Kalkulation von Dienstleistungen deutlich komplexer als von Sachleistungen
Gegenstand der Betrachtung sind idealtypische, immaterielle Dienstleistungen, die individuell unter Einwirken eines Kunden mit hohem Personalaufwand erstellt werden. Weder der konkrete Ablauf der Leistungserstellung noch das Ergebnis sind vorab bekannt. Besondere Aufmerksamkeit gebührt in diesem Zusammenhang dem Aufbau der Leistungsfähigkeit, der Integration des externen Faktors und der Immaterialität des Outputs.
In Anbetracht der Aufgabenstellung ist hier weniger die vom Kunden wahrgenommene Komplexität Gegenstand der Betrachtung, sondern die Herausforderungen an das Management, die sich aus der Komplexität ergeben.
Das Dienstleistungspotenzial wird als menschliche oder maschinelle Leistungsfähigkeit verstanden, die dem Kunden als Leistungsversprechen angeboten wird. Gerade bei Dienstleistungen ist eine stark schwankende Nachfrage zu konstatieren, wobei sich die Frage nach der Ausrichtung am Spitzen- oder am Durchschnittsbedarf stellt. Somit determiniert der Kunde die Dimensionierung der Leistungsbereitschaft und die Dynamik erhöht sich. Dadurch ergeben sich hohe Bereitschaftskosten. Auf Grund dieser hohen (fixen) Bereitschaftskosten sollte eine Kostenrechnung eine hohe Fixkostentransparenz ermöglichen, um so Kostensenkungspotenziale ausweisen zu können. Hier bietet sich der Ausweis von Nutz- und Leerkosten an, wie sie auch der Anwendung des Beanspruchungsprinzips zugrunde liegen. Die Leerkosten können in diesem Zusammenhang als maximales, beschäftigungsinduziertes Kostensenkungspotenzial interpretiert werden.

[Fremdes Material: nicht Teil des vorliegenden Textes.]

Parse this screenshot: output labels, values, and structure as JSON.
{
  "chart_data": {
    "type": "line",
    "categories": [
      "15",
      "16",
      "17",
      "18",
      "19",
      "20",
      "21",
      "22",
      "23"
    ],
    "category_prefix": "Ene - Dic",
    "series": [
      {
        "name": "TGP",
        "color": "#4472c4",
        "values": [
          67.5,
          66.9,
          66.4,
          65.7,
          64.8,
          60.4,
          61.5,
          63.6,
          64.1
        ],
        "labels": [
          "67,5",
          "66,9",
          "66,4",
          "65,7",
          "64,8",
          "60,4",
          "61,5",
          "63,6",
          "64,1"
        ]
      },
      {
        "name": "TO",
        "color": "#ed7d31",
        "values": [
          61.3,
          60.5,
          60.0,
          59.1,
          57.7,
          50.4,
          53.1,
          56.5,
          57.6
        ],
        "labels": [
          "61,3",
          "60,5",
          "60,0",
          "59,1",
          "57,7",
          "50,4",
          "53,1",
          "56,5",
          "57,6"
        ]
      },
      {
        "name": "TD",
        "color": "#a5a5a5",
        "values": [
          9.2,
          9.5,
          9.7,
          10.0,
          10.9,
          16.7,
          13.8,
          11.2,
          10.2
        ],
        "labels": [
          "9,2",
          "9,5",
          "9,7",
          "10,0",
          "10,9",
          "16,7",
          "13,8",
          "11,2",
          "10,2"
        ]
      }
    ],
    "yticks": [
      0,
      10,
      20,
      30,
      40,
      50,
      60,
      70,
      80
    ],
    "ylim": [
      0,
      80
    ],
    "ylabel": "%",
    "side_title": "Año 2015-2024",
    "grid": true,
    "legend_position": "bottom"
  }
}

Im Rahmen der Leistungserstellung spielt der Faktor menschliche Arbeit eine entscheidende Rolle. Gerade bei individuell erstellten Leistungen und der hiermit verbundenen fehlenden Standardisierbarkeit müssen den Mitarbeitern große Entscheidungsspielräume und Freiheitsgrade in der Umsetzung eingeräumt werden. Dies lässt die sonst für den Dienstleistungsbereich favorisierte Prozesskostenrechnung nur als bedingt tauglich erscheinen, da deren Anwendung im Wesentlichen auf repetitive Tätigkeiten beschränkt ist.

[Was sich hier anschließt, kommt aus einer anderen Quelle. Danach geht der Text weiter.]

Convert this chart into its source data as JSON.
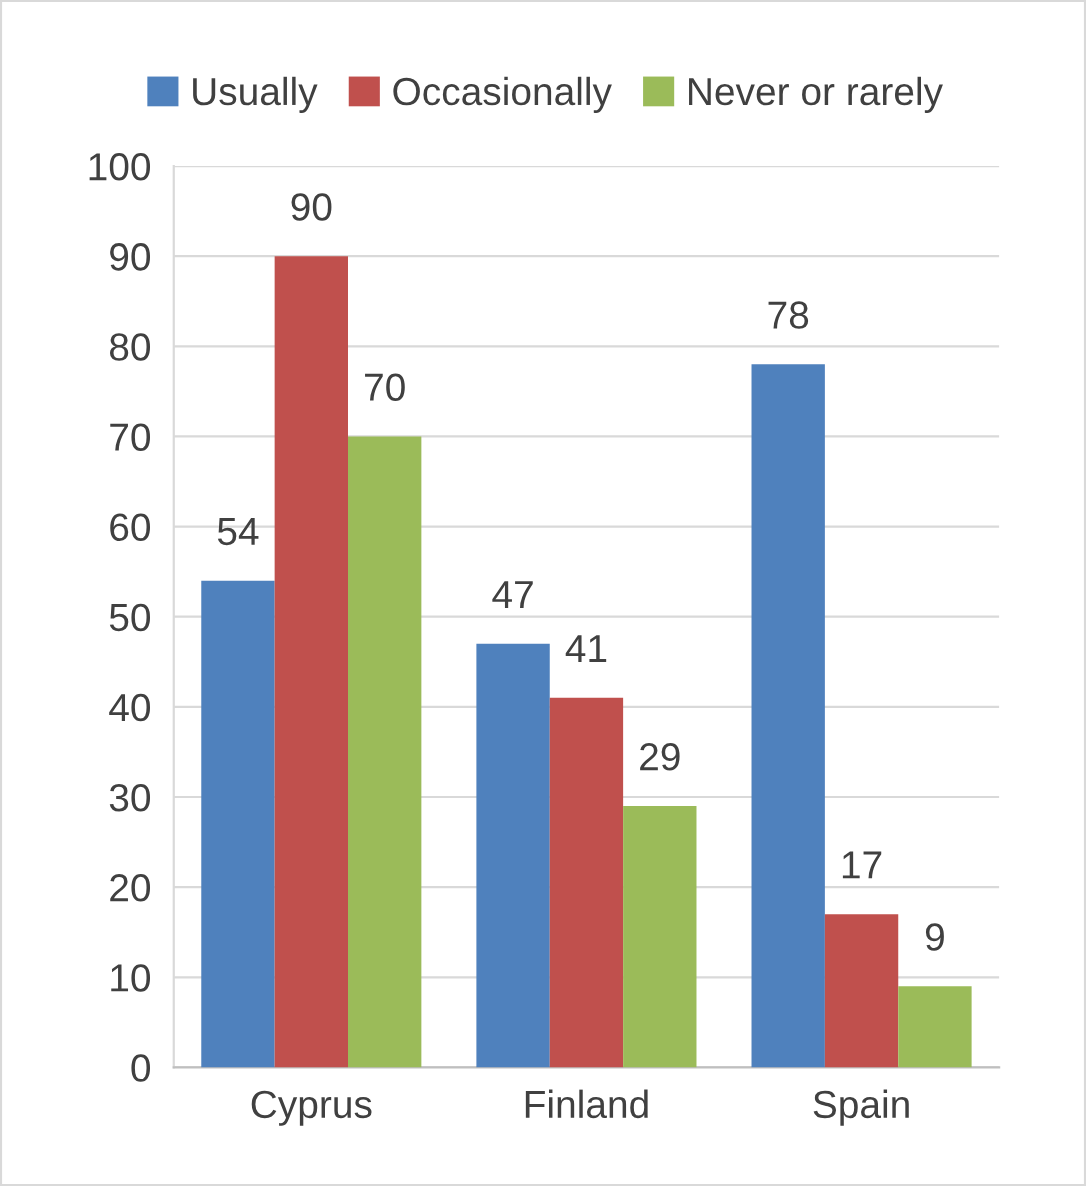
{
  "chart_data": {
    "type": "bar",
    "categories": [
      "Cyprus",
      "Finland",
      "Spain"
    ],
    "series": [
      {
        "name": "Usually",
        "color": "#4f81bd",
        "values": [
          54,
          47,
          78
        ]
      },
      {
        "name": "Occasionally",
        "color": "#c0504d",
        "values": [
          90,
          41,
          17
        ]
      },
      {
        "name": "Never or rarely",
        "color": "#9bbb59",
        "values": [
          70,
          29,
          9
        ]
      }
    ],
    "ylim": [
      0,
      100
    ],
    "yticks": [
      0,
      10,
      20,
      30,
      40,
      50,
      60,
      70,
      80,
      90,
      100
    ],
    "grid": "y",
    "legend": "top",
    "data_labels": true
  }
}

Die zu bewältigende Komplexität erhöht sich ferner mit der Einbindung des externen Faktors (Kunden), der sich einer autonomen Disponierbarkeit entzieht. Die Entscheidung, ob, wann und in welcher Form eine Dienstleistung produziert wird, liegt bei den Wünschen des Nachfragers. Durch das Ausmaß und die Qualität seiner Bereitschaft zur Kooperation kann er kostensenkend, -neutral oder -fördernd wirken. Gerade die Kostenrechnung steht hier besonderen Anforderungen gegenüber, um geeignete Kosteninformationen zur Verfügung stellen zu können. Bislang gibt es hierfür allerdings noch keine hinreichend fundierten und gleichzeitig praxistauglichen Ansätze.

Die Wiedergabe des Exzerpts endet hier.